When I was 11, I went on a class trip to Six Flags Great Adventure. I was clear on where I stood on churros, Dippin’ Dots, and my name written on a piece of rice in a capsule necklace (yes, yes and oh yes), but I wasn’t sure how I felt about roller coasters.
I knew I wanted to be the kind of person who loved them. I’m sure I just wanted to be cool, or maybe I intuitively knew back then that people who loved roller coasters also had a surrender type of quality that was foreign to an anxious, control freak like myself.
As we lined up for our first roller coaster, my heart started to pound. This thing looked like it was built in the 1800’s. The Runaway Train was meant to mimic an old, rickety, train. The wood was chipping, the brakes sounded like they had one good ride left in them, and there was just a thin bar keeping me from plummeting to my death. This thing was janky AF.
As I was being knocked around in my seat, holding on for dear life, I noticed the other kids on the ride had their arms up, squealing in delight.
Not for me. For me, this was a personal hell.
I got off that ride and made my mind up. I don’t like roller coasters. I don’t like not being in control, and I was going to spend the next two decades fighting the flow of life just like I fought any ounce of fun on this ride.
Many years and lessons later, I decided to start practicing the art of surrender.
Surrender: allowing life’s flow to unfold and guide you without resistance or attempting to control the outcome.
In the practice of non-resistance I learned that although I can’t control the unexpected, I can control my reaction to it. I can trust that everything is unfolding perfectly, which allows me to walk around in a constant state of relief (ok, sometimes I forget this practice and I’m anything but relieved, until I remember and surrender again with a big, long sigh).
So how do I get back to surrender when I’m spiraling into control freak mode? Three questions to ask yourself to check back into your place of surrender and flow:
- Will I even remember this in five years? Ten? Fifty? If the present is too overwhelming and you’re trying to control it - flash forward. When you’re in your rocking chair at 80 years old, will this still have a strong hold on you… will you even remember it? If you won’t remember this in five, ten, fifty years, let that shit go. If yes, then likely this is a huge life lesson and you’re at an impasse, so you need to surrender even more. You’re being guided to something else. Sometimes things are above you and the more you control, the more you’ll be resisting the path made clear in front of you. I know this doesn’t offer the control freak much comfort, so move to the next question…

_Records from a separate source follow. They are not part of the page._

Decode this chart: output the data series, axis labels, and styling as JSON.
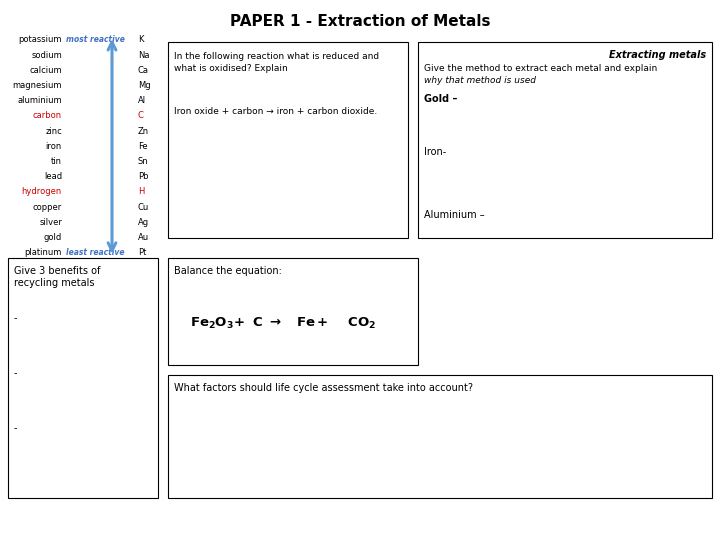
{
  "title": "PAPER 1 - Extraction of Metals",
  "bg_color": "#ffffff",
  "reactivity_series": [
    [
      "potassium",
      "most reactive",
      "K"
    ],
    [
      "sodium",
      "",
      "Na"
    ],
    [
      "calcium",
      "",
      "Ca"
    ],
    [
      "magnesium",
      "",
      "Mg"
    ],
    [
      "aluminium",
      "",
      "Al"
    ],
    [
      "carbon",
      "",
      "C"
    ],
    [
      "zinc",
      "",
      "Zn"
    ],
    [
      "iron",
      "",
      "Fe"
    ],
    [
      "tin",
      "",
      "Sn"
    ],
    [
      "lead",
      "",
      "Pb"
    ],
    [
      "hydrogen",
      "",
      "H"
    ],
    [
      "copper",
      "",
      "Cu"
    ],
    [
      "silver",
      "",
      "Ag"
    ],
    [
      "gold",
      "",
      "Au"
    ],
    [
      "platinum",
      "least reactive",
      "Pt"
    ]
  ],
  "red_elements": [
    "carbon",
    "hydrogen"
  ],
  "red_labels": [
    "most reactive",
    "least reactive"
  ],
  "box1_text_line1": "In the following reaction what is reduced and",
  "box1_text_line2": "what is oxidised? Explain",
  "box1_subtext": "Iron oxide + carbon → iron + carbon dioxide.",
  "box2_title": "Extracting metals",
  "box2_line1": "Give the method to extract each metal and explain",
  "box2_line2": "why that method is used",
  "box2_gold": "Gold –",
  "box2_iron": "Iron-",
  "box2_aluminium": "Aluminium –",
  "box3_text_line1": "Give 3 benefits of",
  "box3_text_line2": "recycling metals",
  "box4_title": "Balance the equation:",
  "box5_text": "What factors should life cycle assessment take into account?",
  "arrow_color": "#5B9BD5",
  "red_color": "#CC0000",
  "blue_label_color": "#4472C4"
}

- When have I felt like this before? How did I respond? Did that serve me? Can I see how the cards fell in the way they did to bring me where I am today? Looking back can be as helpful as looking forward like in the “Rocking Chair Test” above. For example, are you trying to control a person or relationship? Do you feel insecure? Kind of like you did with your high school sweetie? So yeah, maybe you were totally right and he was cheating on you and it blew up in your face and crushed your heart and you listened to sad songs for three months straight. But keep looking at it: was it a sad ending, or was it a saving grace that you’re not divorcing his cheating ass 30 years later? You have no control over what’s “about to happen” but you might be able to look back at other times life has been out of your hands (and likely really difficult, no doubt) and see how everything is unfolding for you when you zoom out.
- Is this something that can even be controlled in the first place!? Am I trying to do the impossible? Let me help you out. Any of the following is trying to control what you can’t control in the first place: other people’s thoughts / actions / priorities, the timing of getting what you want, avoiding obstacles/challenges/losses in your life, how things “should” have gone or how things “should” be, what’s about to happen… you get it. The only thing that’s in your control are the thoughts you’re thinking, how you interpret the life you’re currently living, and if you choose to grow.
Here’s what I’m sayin’:
Life is going to unfold for you, and you get to decide how you are going to experience it. You can hold on for dear life, try to control, and get knocked around pretty badly. You get to the end of life’s ride and you're beaten down, with a gnarly case of whiplash, not to mention all those unnecessary wrinkles!
If you put your hands up and surrender, you enjoy the ride so much more, even if it didn’t twist and turn in the exact way you’d hoped. You can, as a wise Southwest flight attendant once said, “sit back and relax, or lean forward and be tense, but either way we are landing in three hours…”
What are you trying to control right now that is causing suffering?
How would it feel if you were able to surrender, throw it out there into the Universe and trust that you were being guided?
Simply put, what would your day to day feel like without fear?
True health is as much about the mind as it is about the body. So sit back and relax, eat your veggies, and enjoy the ride.